The toilets were in a separate room and were like a set of public bathrooms. Japanese toilets are fairly different from Western toilets. They have a much larger body of water in the bowl, meaning that if you want to drop in some paper to prevent splash-back, it doesn’t really help you. But you don’t get much splash-back anyway, since the water is so much closer to your rear end. I found, ironically or not, that I was better scooting myself down so that I could get as close to the water as possible without falling in. These toilets had a bad odour in them. It wasn’t the smell of fecal matter, however. It was more like the smell of sea water mixed with a kind of natural rotting vegetable smell. I later learned that this smell was coming from a kind of cleaning product common in Japan.

So what can do you with these problems? The most obvious answer is to get some cleaning products and clean whatever you feel is so dirty that it's ruining the trip. Or do what I did, and sneak a spray bottle with a small amount of hospital grade antiseptic concentrate in your luggage. You can water it down in your hotel and then spray down anything that worries you. But shower sandals are always essential. You don’t know what is lurking in any bathroom, or even in sandals they might provide for you. So, bringing your own is always best.

So, all in all, I would say that you shouldn’t fear shared bathrooms, even in the worst places to stay.

For budget travellers, I think that shared room accommodation can be a tempting way to save money.
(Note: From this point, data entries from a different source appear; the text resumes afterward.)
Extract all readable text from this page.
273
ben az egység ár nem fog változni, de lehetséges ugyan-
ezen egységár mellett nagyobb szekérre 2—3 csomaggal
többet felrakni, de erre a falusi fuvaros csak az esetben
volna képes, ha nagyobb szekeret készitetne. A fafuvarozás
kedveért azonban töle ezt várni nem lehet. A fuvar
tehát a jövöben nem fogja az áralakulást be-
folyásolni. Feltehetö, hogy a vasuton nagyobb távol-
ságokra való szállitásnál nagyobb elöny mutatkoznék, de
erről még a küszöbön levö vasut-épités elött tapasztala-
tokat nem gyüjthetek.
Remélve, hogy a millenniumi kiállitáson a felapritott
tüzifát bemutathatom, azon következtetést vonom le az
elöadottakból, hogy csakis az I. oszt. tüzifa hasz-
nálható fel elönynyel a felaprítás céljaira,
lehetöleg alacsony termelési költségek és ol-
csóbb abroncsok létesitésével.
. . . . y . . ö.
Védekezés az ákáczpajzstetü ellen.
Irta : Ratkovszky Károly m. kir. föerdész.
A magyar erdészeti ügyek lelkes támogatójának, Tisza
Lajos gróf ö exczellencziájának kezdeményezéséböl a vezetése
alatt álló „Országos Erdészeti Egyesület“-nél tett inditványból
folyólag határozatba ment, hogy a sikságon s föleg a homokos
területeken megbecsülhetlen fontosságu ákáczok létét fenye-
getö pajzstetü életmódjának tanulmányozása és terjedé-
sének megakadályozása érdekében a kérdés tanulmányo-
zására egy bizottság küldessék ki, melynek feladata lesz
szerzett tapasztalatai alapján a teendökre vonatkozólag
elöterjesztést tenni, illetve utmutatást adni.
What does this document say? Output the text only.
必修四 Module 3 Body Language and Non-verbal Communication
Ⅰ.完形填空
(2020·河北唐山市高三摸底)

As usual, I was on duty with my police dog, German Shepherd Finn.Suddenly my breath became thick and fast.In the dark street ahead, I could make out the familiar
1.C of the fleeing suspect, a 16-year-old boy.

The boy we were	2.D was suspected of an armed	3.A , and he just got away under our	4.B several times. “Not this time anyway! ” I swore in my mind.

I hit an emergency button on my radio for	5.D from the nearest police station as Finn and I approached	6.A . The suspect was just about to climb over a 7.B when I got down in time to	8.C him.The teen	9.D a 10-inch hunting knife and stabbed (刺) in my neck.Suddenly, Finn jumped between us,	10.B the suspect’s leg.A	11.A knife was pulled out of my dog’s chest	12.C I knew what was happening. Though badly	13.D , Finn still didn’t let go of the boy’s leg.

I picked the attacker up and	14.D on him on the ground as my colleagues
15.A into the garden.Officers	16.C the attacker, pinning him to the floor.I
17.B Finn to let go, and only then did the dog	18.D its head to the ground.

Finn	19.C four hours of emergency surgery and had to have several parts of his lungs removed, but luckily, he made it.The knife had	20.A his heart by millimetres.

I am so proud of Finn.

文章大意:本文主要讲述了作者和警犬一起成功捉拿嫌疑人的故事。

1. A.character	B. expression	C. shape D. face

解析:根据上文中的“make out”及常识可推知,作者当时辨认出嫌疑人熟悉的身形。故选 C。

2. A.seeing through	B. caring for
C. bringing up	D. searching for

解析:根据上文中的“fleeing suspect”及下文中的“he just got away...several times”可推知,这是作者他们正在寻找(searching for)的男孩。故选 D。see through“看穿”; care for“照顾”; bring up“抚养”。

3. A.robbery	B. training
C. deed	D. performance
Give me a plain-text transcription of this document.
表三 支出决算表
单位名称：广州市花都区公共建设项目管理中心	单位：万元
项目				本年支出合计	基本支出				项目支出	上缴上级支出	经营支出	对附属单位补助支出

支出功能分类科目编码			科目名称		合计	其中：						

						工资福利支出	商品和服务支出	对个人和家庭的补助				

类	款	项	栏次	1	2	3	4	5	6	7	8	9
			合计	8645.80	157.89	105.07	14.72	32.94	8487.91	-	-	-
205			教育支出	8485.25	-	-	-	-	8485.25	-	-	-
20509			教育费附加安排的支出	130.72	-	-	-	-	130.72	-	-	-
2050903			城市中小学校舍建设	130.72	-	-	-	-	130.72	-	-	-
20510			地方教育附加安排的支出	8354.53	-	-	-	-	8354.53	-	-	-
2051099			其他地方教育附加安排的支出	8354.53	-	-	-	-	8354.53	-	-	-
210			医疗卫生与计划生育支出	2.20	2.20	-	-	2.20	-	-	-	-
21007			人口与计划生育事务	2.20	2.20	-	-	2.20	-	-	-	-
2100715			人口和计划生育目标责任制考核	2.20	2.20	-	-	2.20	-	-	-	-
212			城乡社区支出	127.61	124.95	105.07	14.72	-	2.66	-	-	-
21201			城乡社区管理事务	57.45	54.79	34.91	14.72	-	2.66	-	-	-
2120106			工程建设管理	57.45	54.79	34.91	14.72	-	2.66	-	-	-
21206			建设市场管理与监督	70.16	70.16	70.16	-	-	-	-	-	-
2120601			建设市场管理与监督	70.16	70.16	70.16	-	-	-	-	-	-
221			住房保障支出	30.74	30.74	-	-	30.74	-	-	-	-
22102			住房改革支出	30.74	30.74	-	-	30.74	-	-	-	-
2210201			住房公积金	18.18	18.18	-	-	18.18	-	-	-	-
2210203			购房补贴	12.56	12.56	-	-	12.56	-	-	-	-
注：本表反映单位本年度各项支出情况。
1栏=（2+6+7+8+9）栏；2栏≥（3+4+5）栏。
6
But if you have your own room, you have the option of drying your clothes in it, making yourself instant noodles there, keeping a food stash, hiding out there when weirdos are outside your room. If you sleep in a dorm, you have no way to keep the weirdos out. You’ll be sleeping in the same room as the weirdos in some cases. Food and laundry can become expensive when you travel. So, ultimately, having your own room might save you money. And being able to avoid sexual harassment is priceless.

I took a spray bottle with an amount of antiseptic in it. It was concentrate so I could dilute it and make it last. Believe it or not, simple cleaning products like antiseptic or dishwashing liquid can sometimes kill insects faster than some insect sprays will. I almost always spray the bed down with either insect repellent or antiseptic when I travel, so I can be sure I don’t have to worry about bed bugs, roaches or spiders climbing all over me while I sleep. If you want to buy cleaning products or insect repellent locally, you can look up pharmacies and supermarkets on Google Maps and use Google Translate to help you. See my other article on Google Translate’s tools so you can make the most of your trip.

Carefully cleaning door knobs and light switches with a little hand sanitizer can help you avoid getting many sicknesses on your trip. It’s also a good idea to bring your own slippers. Most Japanese accommodations and traditional style businesses won’t want you to wear your shoes into carpeted areas, and so they will tend to supply you with their slippers. But I typically find these are difficult to wear and uncomfortable. Sometimes they are very dirty and worn, They’re often hard and loose, so they tend to fall off the feet easily. And again, you have no way of knowing the true hygiene of the floors. So, bringing your own will make your stay much more comfortable.

Aside from all of this, I would recommend preparing a small health kit for when you travel, just in case your accommodations do make you sick, or give you other serious problems.